« En Argentine, les PME sont très demandeuses d’étudiants européens »

Rémy Morisot, directeur général de mon-stage-en-argentine.com

Quel est l’objet de votre entreprise en Argentine ?
Nous décrochons des stages dans des entreprises argentines en priorité. Cela est beaucoup plus avantageux pour les étudiants qui cherchent l’immersion, et nous œuvrons contre le manque de main d’œuvre qualifiée dont souffre ce pays.
Nous vérifions les conditions de stages avant tout, et nous nous assurons que la cafetière et la photocopieuse restent loin ! Nous avons un rapport de professionnel à professionnel, par conséquent, nous disposons d’opportunités qui n’auraient pas abouties par
candidature spontanée...

Quel est l’intérêt pour un étudiant à passer par vos services ?
Nous sommes médiateur tout le long de la durée du stage, pour rappeler les droits et devoirs de chacune des parties, sous peine de sanctions (replacement du stagiaire en cas de problème coté entreprise, fin du stage en cas de mauvais comportement du stagiaire.) Nous appliquons les lois qui existent en Europe concernant le statut de stagiaire, bien que rien nous y oblige.
Nous restons un contact important en Argentine pour chaque étudiant
européen, évitant ainsi tous les pièges éventuels, sans pour autant
empiété sur les rôles des autorités légales ou consulaires.

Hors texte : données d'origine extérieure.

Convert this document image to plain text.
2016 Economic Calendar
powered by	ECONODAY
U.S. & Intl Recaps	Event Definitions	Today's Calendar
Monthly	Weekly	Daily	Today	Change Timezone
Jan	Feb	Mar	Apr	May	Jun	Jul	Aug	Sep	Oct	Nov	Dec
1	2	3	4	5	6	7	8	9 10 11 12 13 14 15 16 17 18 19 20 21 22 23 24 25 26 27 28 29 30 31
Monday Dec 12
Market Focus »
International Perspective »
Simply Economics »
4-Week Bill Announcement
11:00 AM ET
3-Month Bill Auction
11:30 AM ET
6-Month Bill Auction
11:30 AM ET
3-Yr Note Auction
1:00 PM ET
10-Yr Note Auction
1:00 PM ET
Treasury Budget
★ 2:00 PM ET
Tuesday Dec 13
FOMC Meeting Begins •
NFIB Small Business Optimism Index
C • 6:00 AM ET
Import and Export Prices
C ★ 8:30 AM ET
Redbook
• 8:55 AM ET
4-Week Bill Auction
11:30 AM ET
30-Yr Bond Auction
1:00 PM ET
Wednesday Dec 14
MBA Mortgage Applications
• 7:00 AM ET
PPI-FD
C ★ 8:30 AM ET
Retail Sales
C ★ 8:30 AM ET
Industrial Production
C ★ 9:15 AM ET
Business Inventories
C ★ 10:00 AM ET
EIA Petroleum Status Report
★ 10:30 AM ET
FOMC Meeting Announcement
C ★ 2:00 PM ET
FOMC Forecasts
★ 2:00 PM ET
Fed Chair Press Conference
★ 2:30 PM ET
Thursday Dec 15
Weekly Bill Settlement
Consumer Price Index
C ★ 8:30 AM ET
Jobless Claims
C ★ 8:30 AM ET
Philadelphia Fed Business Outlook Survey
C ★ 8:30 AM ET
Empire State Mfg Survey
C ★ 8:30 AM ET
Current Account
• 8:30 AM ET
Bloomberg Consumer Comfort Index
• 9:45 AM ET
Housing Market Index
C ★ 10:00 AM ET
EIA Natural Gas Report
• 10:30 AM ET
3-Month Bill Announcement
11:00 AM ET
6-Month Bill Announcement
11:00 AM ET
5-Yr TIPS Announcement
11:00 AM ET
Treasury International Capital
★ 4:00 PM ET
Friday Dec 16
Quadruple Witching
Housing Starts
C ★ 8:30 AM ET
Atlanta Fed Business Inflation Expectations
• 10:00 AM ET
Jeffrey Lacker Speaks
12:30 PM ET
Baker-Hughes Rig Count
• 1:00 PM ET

Quelles sont les entreprises qui recherchent des étudiants en stage ?
Les PME-PMI sont très demandeuses de stagiaires européens, et pour ma part, il s’agit de la structure la plus formatrice pour eux. Mais le personnel y est souvent débordé, et ne dispose pas de beaucoup de temps pour former une personne, elles cherchent toujours une personne « prête à l’emploi », qualifiée, parlant couramment les langues et qui rapporte de l’argent a l’entreprise dès le deuxième mois...
Les multinationales quand à elles, sont impénétrables et
disposent de leur propre système de recrutement. Très souvent il
s’agit d’accords direct avec les écoles de commerces privée Françaises,
discriminant alors les élèves issus d’université dans leur recherche. Cependant, leurs sous-traitants techniques me contactent, désespérément, face au manque de main d’œuvre technique, et elles sont prêtes à leur proposer des salaires exorbitant !!!

Avec le recul, que pensez-vous des formations à Toulouse ?
Je pense réellement que Toulouse est une ville qui « bouge » et je me
souviens encore de mes longues discutions orientées très international
entre amis dans les couloirs de Université des Sciences Sociales...
Je pense cependant que cette optique est envisagée différemment suivant les formations, un étudiant en école de commerce se retrouve presque obligé de partir contrairement à l’élève de faculté.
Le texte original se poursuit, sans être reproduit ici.